Verfall
ACHTUNG: VERSTÖRENDER INHALT
Bitte beachten Sie, dass es sich bei dem folgenden Text um eine Creepypasta handelt, die verstörende Themen beinhalten kann, wie zum Beispiel Gewalt, Sexualisierung, Drogenkonsum, etc. Creepypastas sind fiktive Geschichten, die oft dazu gedacht sind, Angst oder Unbehagen zu erzeugen. Wir empfehlen Ihnen, diesen Text nicht zu lesen, wenn Sie sich davon traumatisiert oder belästigt fühlen könnten.
„Werde ich sterben?“, fragte mich der Junge, als er in den
Operationssaal gerollt wurde.
Es war eine Frage, die
ich schon tausend Mal gehört hatte, aber die richtige Antwort war auch nach
Jahren im Krankenhaus nicht einfacher geworden.
„Natürlich nicht,
wir werden dich wieder in Ordnung bringen.“, log ich.
Er war bei einem
schrecklichen Autounfall zerquetscht worden, und obwohl wir alle unsere
Anstrengungen darauf verwenden würden, sein Leben zu retten, war die Hoffnung
eine begrenzte Ressource.

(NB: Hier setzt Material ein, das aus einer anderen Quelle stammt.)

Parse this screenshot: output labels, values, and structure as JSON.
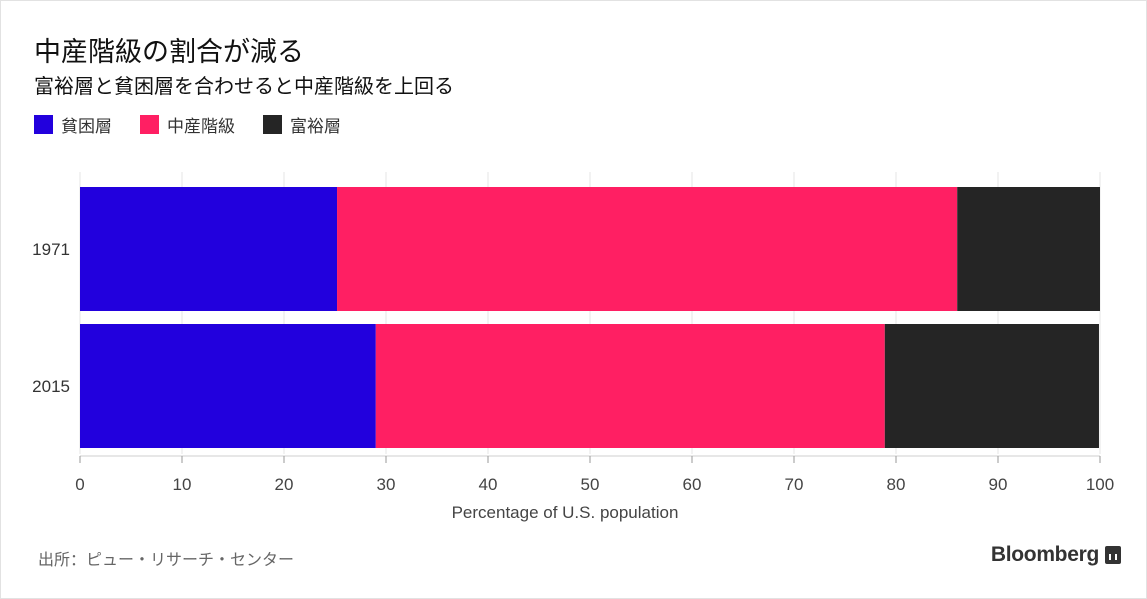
{
  "title": "中産階級の割合が減る",
  "subtitle": "富裕層と貧困層を合わせると中産階級を上回る",
  "source": "出所：ピュー・リサーチ・センター",
  "brand": "Bloomberg",
  "chart_data": {
    "type": "bar",
    "orientation": "horizontal",
    "stacked": true,
    "categories": [
      "1971",
      "2015"
    ],
    "series": [
      {
        "name": "貧困層",
        "color": "#2200dd",
        "values": [
          25.2,
          29.0
        ]
      },
      {
        "name": "中産階級",
        "color": "#ff1f63",
        "values": [
          60.8,
          49.9
        ]
      },
      {
        "name": "富裕層",
        "color": "#252525",
        "values": [
          14.0,
          21.0
        ]
      }
    ],
    "xlabel": "Percentage of U.S. population",
    "xlim": [
      0,
      100
    ],
    "xticks": [
      "0",
      "10",
      "20",
      "30",
      "40",
      "50",
      "60",
      "70",
      "80",
      "90",
      "100"
    ],
    "grid": "vertical",
    "legend_position": "top-left"
  }
}
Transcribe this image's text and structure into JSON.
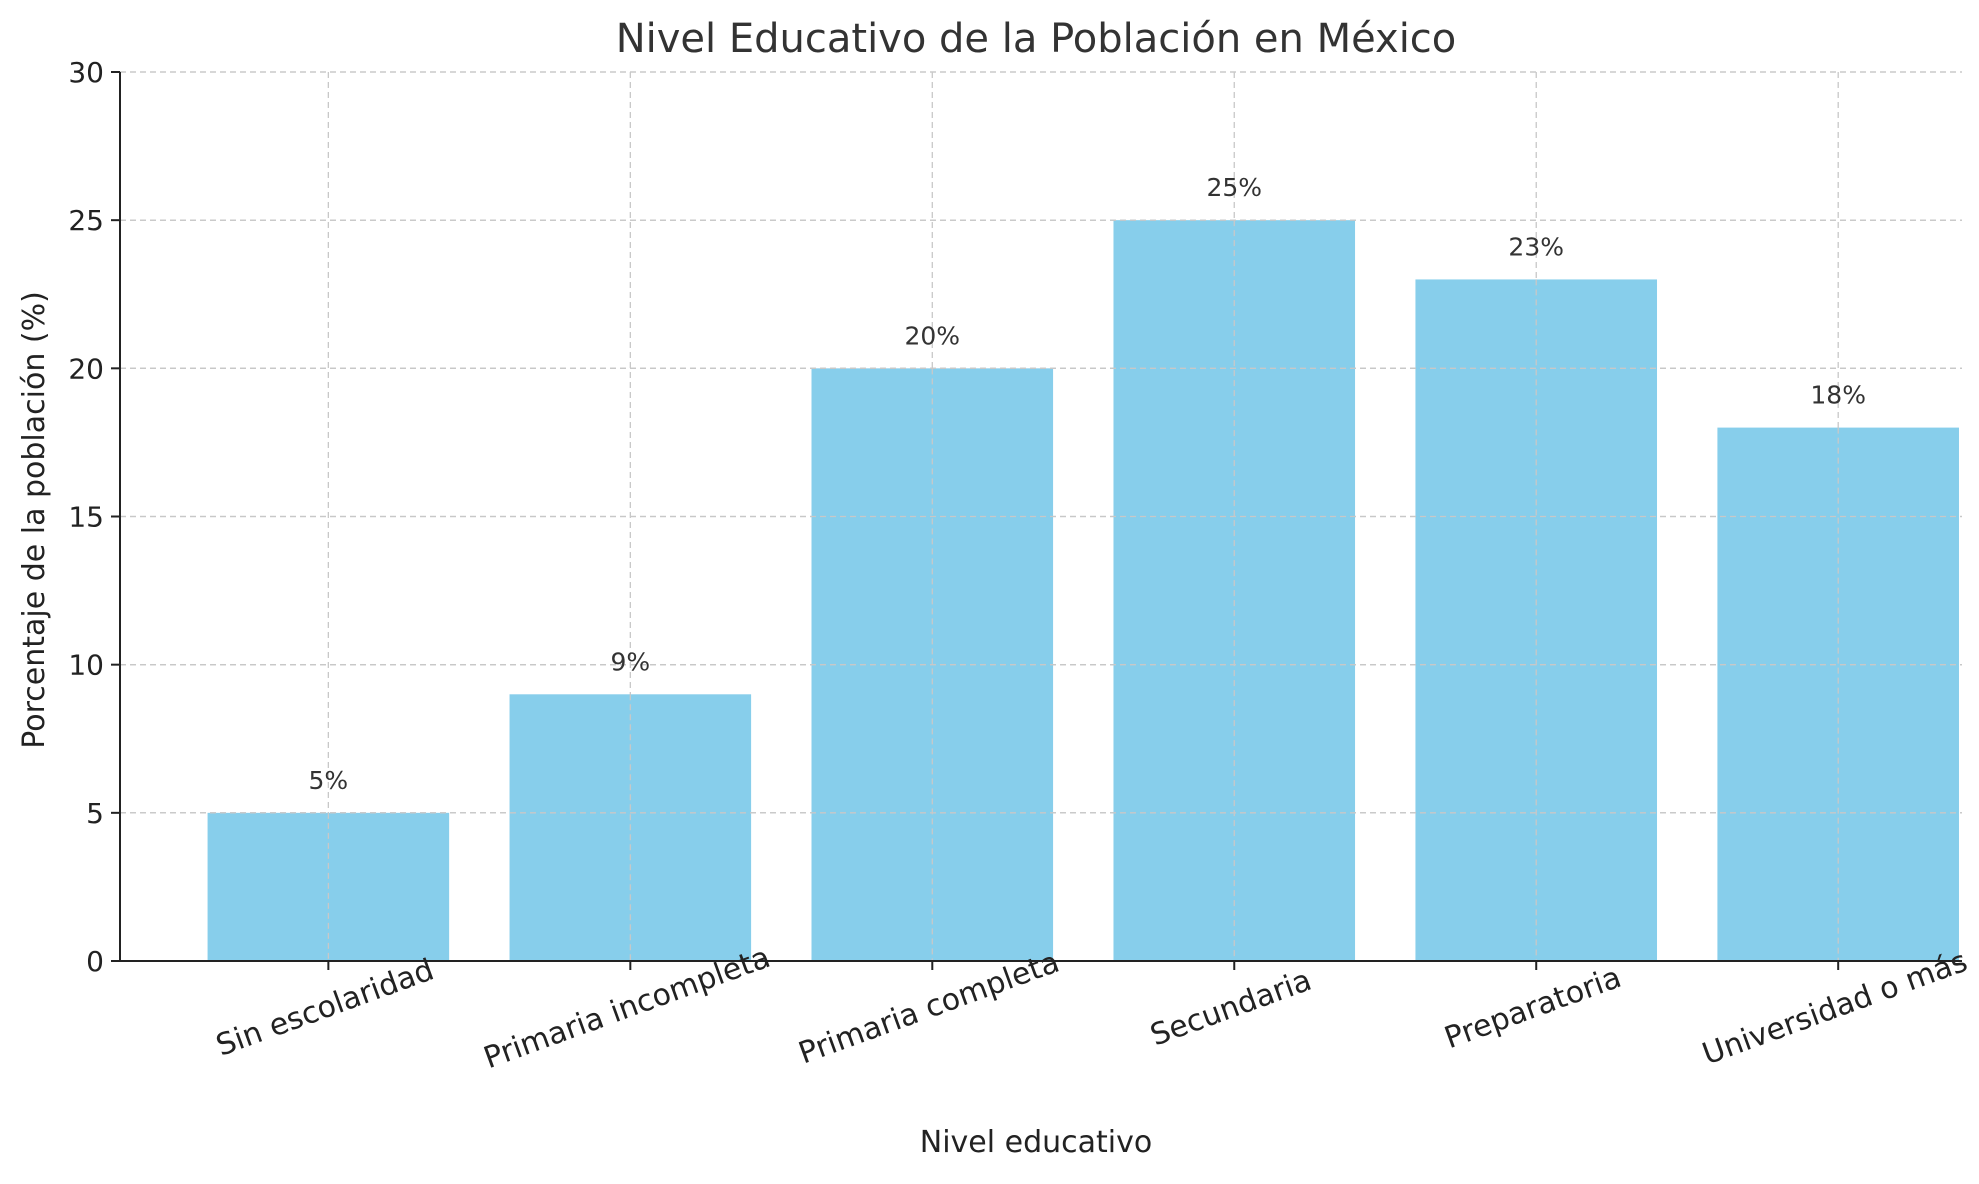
{
  "chart_data": {
    "type": "bar",
    "title": "Nivel Educativo de la Población en México",
    "xlabel": "Nivel educativo",
    "ylabel": "Porcentaje de la población (%)",
    "categories": [
      "Sin escolaridad",
      "Primaria incompleta",
      "Primaria completa",
      "Secundaria",
      "Preparatoria",
      "Universidad o más"
    ],
    "values": [
      5,
      9,
      20,
      25,
      23,
      18
    ],
    "data_labels": [
      "5%",
      "9%",
      "20%",
      "25%",
      "23%",
      "18%"
    ],
    "ylim": [
      0,
      30
    ],
    "yticks": [
      0,
      5,
      10,
      15,
      20,
      25,
      30
    ],
    "grid": true,
    "bar_color": "#87CEEB"
  }
}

Die Tatsache, dass er trotz des Verlusts vom größten
Teil seines Blutes bei Bewusstsein blieb, war schon bizarr genug, aber nach
zehn Jahren im Job überraschte mich nichts mehr.
Der Anästhesist hatte ihn
schnell betäubt, während wir uns für die Operation vorbereitet haben.
Damien war der Chirurg,
ein Spezialist für Poly-Traumafälle, und ich half ihm. Kaum hatten wir ihn
geöffnet, teilten wir einen enttäuschten Blick; es gab keine verdammte Chance,
dass er durch eine Operation überleben würde.
Trotz mangelndem Glauben
haben wir es am besten versucht, aber nach nur einer halben Stunde auf dem
Tisch gab sein Herz auf.
„Wie konnte er noch
leben, als er ankam?“, fragte Damien.
Er sprach den Zeitpunkt
des Todes aus und ließ uns allein, um das Chaos zu beseitigen. Ich übernahm die
Verantwortung für die Reinigung des Jungen für die Leichenhalle, eine Aufgabe,
der ich mich schon unzählige Male zuvor gestellt hatte. Es war nicht etwas, das
mir persönlich gefiel, aber für mich war es meine letzte Chance, den Toten
Respekt zu zollen.
Das Kind konnte nicht
älter als fünfzehn Jahre sein, und wie ich hörte, lernte er gerade fahren.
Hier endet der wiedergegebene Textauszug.